It sounds like Northland GPs have become extraordinarily beneficent, freely giving their time for the welfare of their young patients.
That’s certainly implied by a headline on the Herald website today:
Free kids’ visits rolled out in Northland.
The report explains that on October 1, Northland became the only region in the country to roll out free general practitioner visits, after-hours consultations and prescription fees for children between 6 and 12 years old.
While it will be implemented nationally next year, Northland health organisations chose to start the service early.
The newspaper hacks have proceeded to flush out some of the folk who will benefit from this scheme. Cara Collins’ family, for example
… will have one less bill to pay now healthcare for her two youngest sons is free.
Ms Collins is a single mum with three kids.
For the past four years her son Dimitrious had been sick with allergies and regularly goes to the family’s GP at a cost of $25 a visit once he turned 6.
“I’m still paying off those winter doctor bills,” Ms Collins said.

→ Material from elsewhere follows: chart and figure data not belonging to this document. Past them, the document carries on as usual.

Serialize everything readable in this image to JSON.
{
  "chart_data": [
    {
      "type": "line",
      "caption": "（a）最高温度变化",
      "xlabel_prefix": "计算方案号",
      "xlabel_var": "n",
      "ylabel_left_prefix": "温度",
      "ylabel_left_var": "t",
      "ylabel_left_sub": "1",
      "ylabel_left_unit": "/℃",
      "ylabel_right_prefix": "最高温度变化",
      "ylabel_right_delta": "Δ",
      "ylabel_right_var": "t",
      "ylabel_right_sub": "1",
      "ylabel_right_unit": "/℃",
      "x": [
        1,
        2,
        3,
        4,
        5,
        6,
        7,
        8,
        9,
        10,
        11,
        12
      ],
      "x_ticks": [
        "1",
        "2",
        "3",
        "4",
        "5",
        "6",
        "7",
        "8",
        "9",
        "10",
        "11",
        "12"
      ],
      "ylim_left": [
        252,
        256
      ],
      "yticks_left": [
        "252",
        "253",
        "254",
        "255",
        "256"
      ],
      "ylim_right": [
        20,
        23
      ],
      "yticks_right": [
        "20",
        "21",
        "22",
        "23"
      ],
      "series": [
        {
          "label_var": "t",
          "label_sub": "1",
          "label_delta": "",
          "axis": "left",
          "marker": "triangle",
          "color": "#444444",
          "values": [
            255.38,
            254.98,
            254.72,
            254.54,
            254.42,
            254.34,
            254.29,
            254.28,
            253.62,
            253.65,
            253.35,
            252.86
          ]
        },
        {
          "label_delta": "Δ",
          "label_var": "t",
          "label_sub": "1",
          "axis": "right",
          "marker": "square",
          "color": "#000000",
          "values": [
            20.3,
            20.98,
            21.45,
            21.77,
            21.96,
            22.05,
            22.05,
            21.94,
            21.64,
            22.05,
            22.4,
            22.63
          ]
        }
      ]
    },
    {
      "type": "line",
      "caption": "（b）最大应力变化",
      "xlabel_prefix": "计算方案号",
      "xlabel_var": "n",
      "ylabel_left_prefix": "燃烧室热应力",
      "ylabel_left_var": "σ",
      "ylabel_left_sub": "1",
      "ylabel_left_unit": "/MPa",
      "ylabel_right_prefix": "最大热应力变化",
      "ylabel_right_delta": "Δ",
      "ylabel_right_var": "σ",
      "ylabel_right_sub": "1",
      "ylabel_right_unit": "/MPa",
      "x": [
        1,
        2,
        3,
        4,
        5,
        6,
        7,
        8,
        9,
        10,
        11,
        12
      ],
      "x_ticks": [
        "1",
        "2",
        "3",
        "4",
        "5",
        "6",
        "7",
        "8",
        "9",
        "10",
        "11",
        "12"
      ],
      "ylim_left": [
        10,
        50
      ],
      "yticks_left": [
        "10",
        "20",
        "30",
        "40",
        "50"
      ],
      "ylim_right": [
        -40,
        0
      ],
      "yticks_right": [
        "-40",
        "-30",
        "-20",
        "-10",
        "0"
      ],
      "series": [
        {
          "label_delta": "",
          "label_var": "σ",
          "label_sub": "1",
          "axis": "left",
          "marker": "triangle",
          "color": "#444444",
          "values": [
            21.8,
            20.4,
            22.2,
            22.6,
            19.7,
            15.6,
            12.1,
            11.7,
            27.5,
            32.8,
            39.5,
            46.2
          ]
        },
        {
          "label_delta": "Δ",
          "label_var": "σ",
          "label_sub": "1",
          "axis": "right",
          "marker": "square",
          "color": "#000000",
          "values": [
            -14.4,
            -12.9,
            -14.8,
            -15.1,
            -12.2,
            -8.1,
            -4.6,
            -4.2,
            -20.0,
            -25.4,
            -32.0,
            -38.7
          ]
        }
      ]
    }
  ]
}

“It’ll save a lot of money”.
It will save her a lot of money.
But this medical stuff is not free.
The taxpayers will be picking up the tab.
The government announced back in May that from July 1, 2015, children between 6 and 12 will be given “free” GP visits, which now applies only to children 5 and under.
But for the next nine months, until the government’s policy starts, the bill in Northland will be picked up by Northland District Health Board, Te Tai Tokerau Primary Health Organisation and Manaia Health PHO.
The Herald website puts the cost of this policy at around $450,000 and says it will affect 16,173 children.
The chief executive of Te Tai Tokerau PHO, Rose Lightfoot, said the community feedback she had received has been positive.
“People have been really pleased about it,” she said.
And so they bloody well should be.
But the policy was not officially announced until today because the organisations involved wanted to make sure there were no teething problems.
Teething problems, of course, raise the matter of oral health.
Visits to the dentist are “free”, too, until Kiwis turn 18.
After that, most people have to pay the full cost of treatment – and quickly learn that dentists know how to drill into a family’s income as deftly as they drill into our teeth.
Labour had plans to lighten the burden on patients.
Whereas the Key Government extended free doctors’ visits and prescriptions for children aged under six to all children aged under 13 from July next year, during the election campaign Labour pledged to have the policy take effect after the election, should it be able to form a Government.
Labour also would provide “free” dental care to pregnant women.
A Radio NZ report said:
Labour estimates that providing free doctors visits, prescriptions, and dental care for pregnant women would cost $10.4 million a year.It says providing free doctors visits and prescriptions for over-65s would cost $120 million a year.
Labour would also extend the Care Plus programme so that a further 250,000 New Zealanders with long-term health conditions can get free GP visits and prescriptions.
It estimates this extension would cost $90 million per year.
It is also pledging to invest an extra $60 million into primary healthcare.
As those figures make plain, all this free health care stuff is not as “free” as people are led to believe.